If somehow the results fall up on the Swiss-German branch in the L-B374 line, my guess would be that of some German mercenary of the times of Nieuw Holland who stayed on the Northeast. Although I have 20 matches or so with the Swiss genetic group, they are mostly Brazilians of mixed colonial-immigrant background, so the odds of just being 'oldstock' lines in common are quite big.
I do not know exactly my genetic male line beyond 1814, but the strongest candidates are all of Iberian descent.
 
Fair point! Most of my tree goes back to beginning of the 1800's, with some branches going up to more "famous" families of the colonial times. Only found people with typical Iberian surnames, so any German or Swiss ancestry would probably come up via NPE.
If somehow the results fall up on the Swiss-German branch in the L-B374 line, my guess would be that of some German mercenary of the times of Nieuw Holland who stayed on the Northeast. Although I have 20 matches or so with the Swiss genetic group, they are mostly Brazilians of mixed colonial-immigrant background, so the odds of just being 'oldstock' lines in common are quite big.
I do not know exactly my genetic male line beyond 1814, but the strongest candidates are all of Iberian descent.

How many German surname matches in Europe do you have? What's the highest (cM/segments) you got? I think that should be easy to trace back, because the German groups from which Brazilians got most of their ancestry are on average well-tested autosomally. Therefore if you have such ancestors, and they are not being made up by the algorithm, you must have significant matches in that direction.
 
How many German surname matches in Europe do you have? What's the highest (cM/segments) you got? I think that should be easy to trace back, because the German groups from which Brazilians got most of their ancestry are on average well-tested autosomally. Therefore if you have such ancestors, and they are not being made up by the algorithm, you must have significant matches in that direction.
Not much matches on Germanic Europe itself. There is some remote matches with Americans (14-15cM at most) with that origin (excluding, of course, those of Azorean descent, because the connection with them is more certain), but that's it. Our Brazilian matches in common are from the regions my paternal great-grandfather came, so they are probably my relatives via my father. But Americans aren't really a good case for this kind of descent, as most of them also have British or other European ancestries. For some reason there's also a lady from Australia in the common matches.

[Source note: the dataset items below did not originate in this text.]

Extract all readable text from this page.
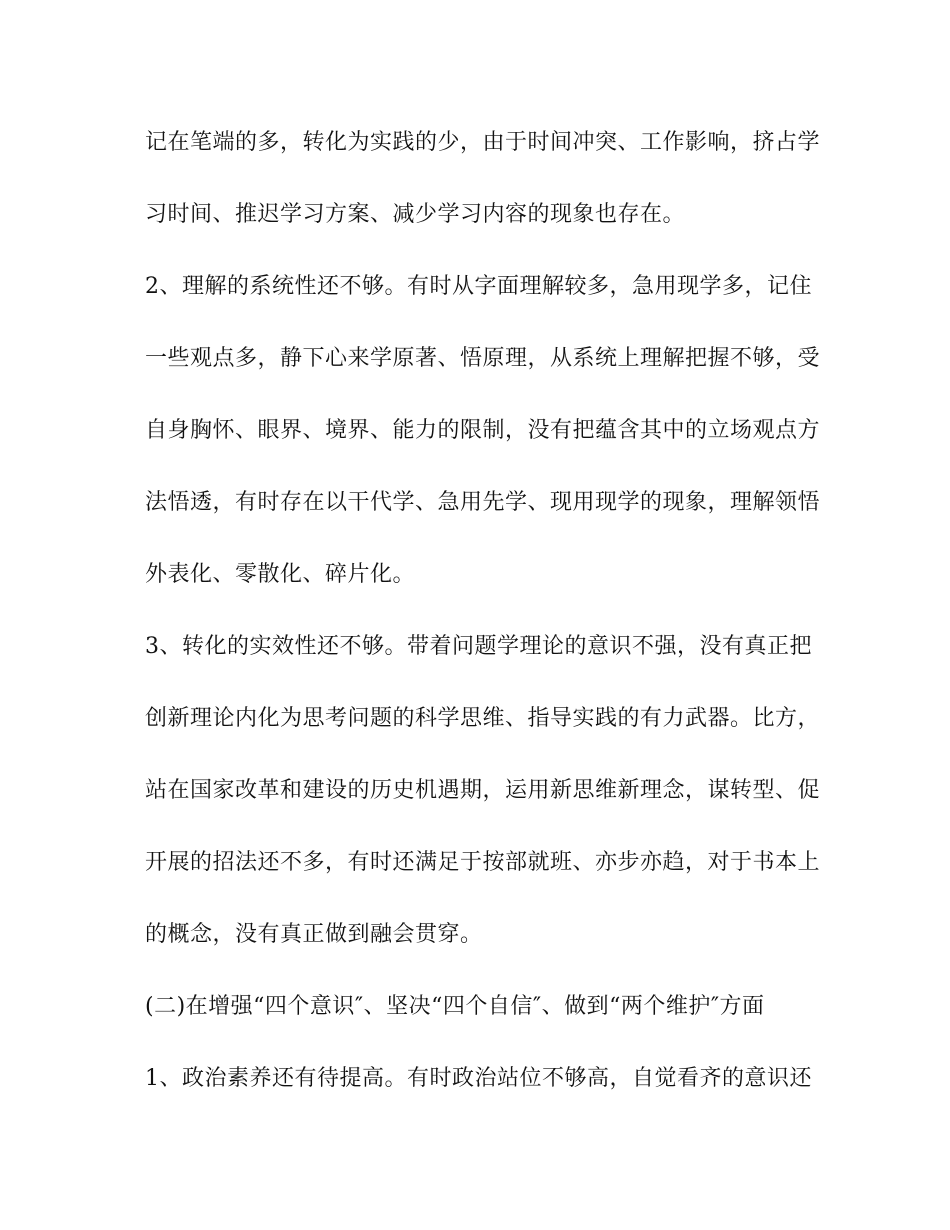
记在笔端的多，转化为实践的少，由于时间冲突、工作影响，挤占学
习时间、推迟学习方案、减少学习内容的现象也存在。
2、理解的系统性还不够。有时从字面理解较多，急用现学多，记住
一些观点多，静下心来学原著、悟原理，从系统上理解把握不够，受
自身胸怀、眼界、境界、能力的限制，没有把蕴含其中的立场观点方
法悟透，有时存在以干代学、急用先学、现用现学的现象，理解领悟
外表化、零散化、碎片化。
3、转化的实效性还不够。带着问题学理论的意识不强，没有真正把
创新理论内化为思考问题的科学思维、指导实践的有力武器。比方，
站在国家改革和建设的历史机遇期，运用新思维新理念，谋转型、促
开展的招法还不多，有时还满足于按部就班、亦步亦趋，对于书本上
的概念，没有真正做到融会贯穿。
(二)在增强“四个意识″、坚决“四个自信″、做到“两个维护″方面
1、政治素养还有待提高。有时政治站位不够高，自觉看齐的意识还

So, the Swiss group 'legitimacy' is tenuous at best, I guess 😅
 
If you have no significant German matches (larger than 15 cM, solid segments out of pile-up zones), you likely don't have recent German ancestry of any sort.
 
If you have no significant German matches (larger than 15 cM, solid segments out of pile-up zones), you likely don't have recent German ancestry of any sort.
Yes, I think so as well. If there is any kind of distant Central European (or Northwestern European, as there is some Englishmen on this branch) descent, it must be back to the aforementioned Nieuw Holland period back in the 1600's. But this is only if B374 come up as positive, and it seems highly unlikely.
I'm more curious about those Y109374 men on Western Iberia. One of the Galician families in it, the Roybal's , came from a very small town in southern Galicia (province of Pontevedra) called Caldas de Reis. Not sure if there was any Roman, Jewish or broadly Eastern Mediterranean settlers on the region.
Maybe it came with southern Iberians to there on the Medieval era.